Associazione che si occupa di disturbi del comportamento alimentare e violenza di genere.

Disturbi alimentari in Italia, un viaggio all’interno del fenomeno: tra cure inadeguate e famiglie in difficoltà!

Centri insufficienti, mancanza di informazione, burocrazia esasperata: nonostante i dati allarmanti, chi soffre di questi problemi spesso non sa a chi chiedere aiuto per trovare una via d’uscita!

Nessuno sa veramente cosa sia un disturbo alimentare finché non lo vive, finché non ci finisce dentro con tutte le scarpe. È qualcosa che va ben oltre la fisicità. L’estrema magrezza o i chili di troppo (ma, attenzione, anche persone di peso corporeo normale possono essere affette dalla patologia) sono solo il segnale visibile di un malessere molto più profondo, che catapulta in un dramma intere famiglie. Un dramma di per sé emotivamente difficile da affrontare, ma reso ancor più complicato dall’arretratezza dello stato delle cure in Italia. Strutture insufficienti o inadeguate. Mancanza d’informazione anche tra il personale medico. Tempi di attesa lunghissimi. Ragazzi costretti a emigrare in un’altra regione. Genitori lasciati soli. Nonostante negli ultimi anni si siano fatti dei grossi passi avanti, curarsi rimane spesso un calvario.

I dca – I disturbi del comportamento alimentare sono patologie caratterizzate da un alterato rapporto tra cibo e corpo causato da condizioni di disagio psicologico ed emotivo. Un problema estremamente frequente nelle popolazioni occidentali. Basti pensare che, secondo l’Organizzazione Mondiale della Sanità, i dca rappresentano la seconda causa di morte, dopo gli incidenti stradali, tra i giovani. Oltre 3 milioni di persone in Italia, di cui il 95,9% donne, ne soffrono (Ministero della Salute). Il fenomeno preoccupa ancor di più se si pensa che il range si è allargato – non mancano insorgenze in età adulta – e l’età media si è abbassata. Sono infatti sempre più frequenti i casi che coinvolgono anche bambine di 8-9 anni. Le persone più colpite restano, comunque, quelle in età adolescenziale. “I dca costituiscono oggi una vera e propria epidemia sociale. Sono disturbi cosiddetti a ‘eziologia multifattoriale’, ovvero le cause che portano al loro sviluppo sono molteplici e si possono riassumere in fattori individuali, ambientali e familiari”, chiarisce Laura Dalla Ragione, psichiatra, psicoterapeuta, direttore della rete Dca Usl 1 dell’Umbria e referente scientifico del Ministero della Salute per i disturbi alimentari.
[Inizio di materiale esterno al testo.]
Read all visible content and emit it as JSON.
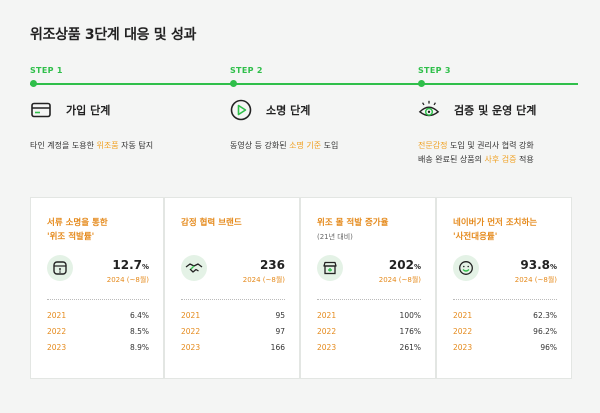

I dca presentano caratteristiche cliniche e psicopatologiche differenti. In particolare, la classe medica distingue tre principali disturbi: l’anoressia nervosa, la bulimia nervosa e il disturbo da binge-eating (disturbo da alimentazione incontrollata). Oltre a queste si individuano altre categorie meno conosciute. “Le forme del disturbo sono andate mutando, proprio come un virus insidioso”, aggiunge Dalla Ragione. “Adesso si parla anche di bambini dagli 1 ai 3 anni affetti da un disturbo di alimentazione differenziata, che mangiano, cioè, solo cibi di un determinato colore”, spiega Maria Grazia Giannini, presidente di Consult@Noi, Associazione Nazionale Disturbi del Comportamento Alimentare, costituita da associazioni di familiari ed ex pazienti.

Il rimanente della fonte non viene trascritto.